Procès Musk contre OpenAI : entre philanthropie trahie et avenir du capitalisme de l’IA
Le procès qui oppose Elon Musk à OpenAI et à son directeur général, Sam Altman, est bien plus qu’une simple querelle d’anciens associés. Il cristallise les tensions fondatrices de l’intelligence artificielle : peut-on concilier la mission humaniste initiale d’une organisation à but non lucratif avec les logiques commerciales qui ont permis son essor ? À Oakland, en Californie, le multimilliardaire a tenté de convaincre la juge Yvonne Gonzalez Rogers que la transformation d’OpenAI en entreprise lucrative trahit une « trahison shakespearienne », selon les termes repris par la presse russe. Mais son propre témoignage, ponctué d’agacements et de références apocalyptiques à un scénario « Terminator », a été fermement recadré par la magistrate, qui a exclu les débats sur l’extinction de l’humanité pour se concentrer sur le droit des contrats et la philanthropie.
Au-delà des péripéties judiciaires, ce procès révèle les fractures internes d’une communauté technologique en pleine mutation. Les notes internes divulguées montrent que dès 2017, Greg Brockman, président d’OpenAI, envisageait déjà de « se débarrasser » d’Elon Musk. Du côté canadien, Le Devoir souligne l’ironie d’un homme qui, tout en accusant OpenAI de « voler la philanthropie », développe sa propre entreprise d’IA à but lucratif. En Europe, la presse alémanique insiste sur les enjeux existentiels : si Musk obtient gain de cause, l’introduction en Bourse d’OpenAI, estimée à 150 milliards de dollars, pourrait être compromise.
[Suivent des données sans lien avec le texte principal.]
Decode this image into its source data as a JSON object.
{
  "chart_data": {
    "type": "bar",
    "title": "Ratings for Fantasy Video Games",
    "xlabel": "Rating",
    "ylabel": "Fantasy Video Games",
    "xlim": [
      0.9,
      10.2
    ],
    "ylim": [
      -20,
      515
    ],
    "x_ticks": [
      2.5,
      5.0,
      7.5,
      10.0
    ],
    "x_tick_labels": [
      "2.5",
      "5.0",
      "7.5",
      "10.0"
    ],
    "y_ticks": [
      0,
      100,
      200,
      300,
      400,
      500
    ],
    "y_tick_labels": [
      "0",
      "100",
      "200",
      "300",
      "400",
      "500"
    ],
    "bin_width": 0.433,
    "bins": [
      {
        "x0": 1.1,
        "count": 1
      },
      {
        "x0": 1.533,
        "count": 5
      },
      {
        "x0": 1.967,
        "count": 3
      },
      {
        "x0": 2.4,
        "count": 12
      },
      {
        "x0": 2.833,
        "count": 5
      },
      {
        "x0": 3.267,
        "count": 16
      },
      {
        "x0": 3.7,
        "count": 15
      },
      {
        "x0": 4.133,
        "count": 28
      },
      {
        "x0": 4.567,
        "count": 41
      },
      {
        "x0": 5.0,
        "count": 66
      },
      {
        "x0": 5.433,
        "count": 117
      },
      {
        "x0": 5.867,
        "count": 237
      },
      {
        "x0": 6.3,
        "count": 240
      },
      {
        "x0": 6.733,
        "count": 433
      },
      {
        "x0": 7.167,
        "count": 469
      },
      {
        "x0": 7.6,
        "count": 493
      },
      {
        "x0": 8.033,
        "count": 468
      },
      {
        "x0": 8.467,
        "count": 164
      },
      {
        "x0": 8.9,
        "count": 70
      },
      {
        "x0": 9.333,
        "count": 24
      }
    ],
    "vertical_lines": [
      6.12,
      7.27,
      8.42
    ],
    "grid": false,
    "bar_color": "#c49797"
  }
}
Les observateurs du Golfe, via Gulf News, relèvent quant à eux l’ambiguïté d’un plaignant qui refuse de reconnaître que ses propres pratiques ressemblent à celles qu’il dénonce.
Parallèlement, Sam Altman a lui-même infléchi sa vision de la redistribution. L’ancien apôtre du revenu universel prône désormais un modèle de propriété collective, estimant que les simples transferts monétaires ne suffiront pas face aux bouleversements du travail induits par l’IA. Cette évolution reflète les contradictions d’un secteur où les idéaux altruistes cèdent progressivement le pas à la nécessité de financer des infrastructures colossales. L’issue du procès, attendue dans les semaines à venir, pourrait redéfinir les règles de gouvernance de l’intelligence artificielle à l’échelle planétaire, entre contrôle public, libertés entrepreneuriales et impératifs éthiques. Une décision de la juge Rogers scellera peut-être le destin d’une industrie en quête d’une boussole morale.